Other things I’ve been resisting but working towards are things like going to bed earlier, drinking more water, and even working out.  As I write this, it’s been 33 days that I’ve worked out in a row (!!!!).  That’s probably a record for me.  And yesterday, when I reached to hit snooze (for the third time), I remembered my Why — which made me drag my tired self from my bed and get moving.  Literally.

It’s a sad but true fact that, for me (and maybe you, too), that just knowing something is good for me isn’t always enough of a motivating factor.  It ties in with my post last week about needing to stop eating dairy, as well as the fact that I’ve resisted doing any sort of video creation for about a decade now — even though a good friend was really pushing for me to go in that direction that whole time.  So when I go to the big root of why I’m doing something, then I’m usually more likely to actually do the damn thing.  Like get out of bed and start to sweat.  For me, my Why comes down to me wanting to be the healthiest version of myself so I can spend as much time on this Earth with the people I love the mostest in the world.  Sure, getting stronger and toning my body is a nice — and welcome — perk.  But if me doing cardio every day helps me live longer, I’m in. 
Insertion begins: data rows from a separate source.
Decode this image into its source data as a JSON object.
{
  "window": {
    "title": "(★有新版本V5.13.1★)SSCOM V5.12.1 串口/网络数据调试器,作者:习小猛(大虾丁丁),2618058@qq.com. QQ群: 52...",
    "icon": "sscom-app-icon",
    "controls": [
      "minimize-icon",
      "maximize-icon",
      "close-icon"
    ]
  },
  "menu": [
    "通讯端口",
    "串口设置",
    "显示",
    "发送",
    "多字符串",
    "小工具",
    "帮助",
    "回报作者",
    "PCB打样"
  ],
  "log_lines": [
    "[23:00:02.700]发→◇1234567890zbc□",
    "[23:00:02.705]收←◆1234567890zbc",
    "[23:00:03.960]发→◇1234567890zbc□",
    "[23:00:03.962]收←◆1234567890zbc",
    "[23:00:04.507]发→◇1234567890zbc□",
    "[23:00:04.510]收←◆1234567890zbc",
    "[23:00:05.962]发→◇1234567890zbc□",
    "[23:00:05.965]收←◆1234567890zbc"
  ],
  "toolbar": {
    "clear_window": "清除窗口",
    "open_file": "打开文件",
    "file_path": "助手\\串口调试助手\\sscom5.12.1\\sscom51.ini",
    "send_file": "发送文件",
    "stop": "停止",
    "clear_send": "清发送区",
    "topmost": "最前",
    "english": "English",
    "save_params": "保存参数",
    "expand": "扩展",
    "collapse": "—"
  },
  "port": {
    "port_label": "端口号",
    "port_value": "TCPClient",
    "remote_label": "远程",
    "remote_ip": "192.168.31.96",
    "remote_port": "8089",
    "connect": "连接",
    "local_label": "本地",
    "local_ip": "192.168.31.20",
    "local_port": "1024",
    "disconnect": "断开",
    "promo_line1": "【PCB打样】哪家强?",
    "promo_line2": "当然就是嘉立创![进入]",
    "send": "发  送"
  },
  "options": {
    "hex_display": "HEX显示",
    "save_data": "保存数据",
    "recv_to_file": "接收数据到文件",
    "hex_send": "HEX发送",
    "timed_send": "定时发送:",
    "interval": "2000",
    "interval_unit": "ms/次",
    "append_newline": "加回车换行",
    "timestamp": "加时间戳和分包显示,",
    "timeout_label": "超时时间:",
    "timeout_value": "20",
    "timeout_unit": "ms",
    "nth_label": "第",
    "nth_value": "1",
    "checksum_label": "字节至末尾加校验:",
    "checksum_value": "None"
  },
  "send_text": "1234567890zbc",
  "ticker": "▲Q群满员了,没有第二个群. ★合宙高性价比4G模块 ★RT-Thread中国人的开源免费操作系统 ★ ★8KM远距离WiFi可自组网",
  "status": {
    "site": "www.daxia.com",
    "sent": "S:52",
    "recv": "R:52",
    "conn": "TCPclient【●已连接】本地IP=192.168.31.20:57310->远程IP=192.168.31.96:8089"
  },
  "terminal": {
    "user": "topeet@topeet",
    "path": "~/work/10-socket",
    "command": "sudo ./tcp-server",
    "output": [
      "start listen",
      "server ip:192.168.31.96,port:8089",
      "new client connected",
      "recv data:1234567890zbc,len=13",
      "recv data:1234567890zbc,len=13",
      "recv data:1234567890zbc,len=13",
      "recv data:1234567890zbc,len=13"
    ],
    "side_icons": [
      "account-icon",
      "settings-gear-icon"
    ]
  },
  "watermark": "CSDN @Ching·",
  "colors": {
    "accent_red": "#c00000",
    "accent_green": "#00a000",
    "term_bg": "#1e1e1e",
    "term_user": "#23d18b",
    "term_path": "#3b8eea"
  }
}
Sometimes I have to remind myself that I can do hard things.  I’ve done lots of them before, and I’ve proven to myself that I can come out the other side essentially unscathed.  It’s also about keeping this commitment to myself.  If I don’t hold true to my own word, I can hardly expect others to do the same.  Again, remembering my Why and keeping that at the forefront of my brain is the key to pushing me forward in the times I just don’t really feel like it. 

Do you have any tried and true techniques for motivation?  I’d love to hear about them, because a person needs as many tools as possible to navigate this life.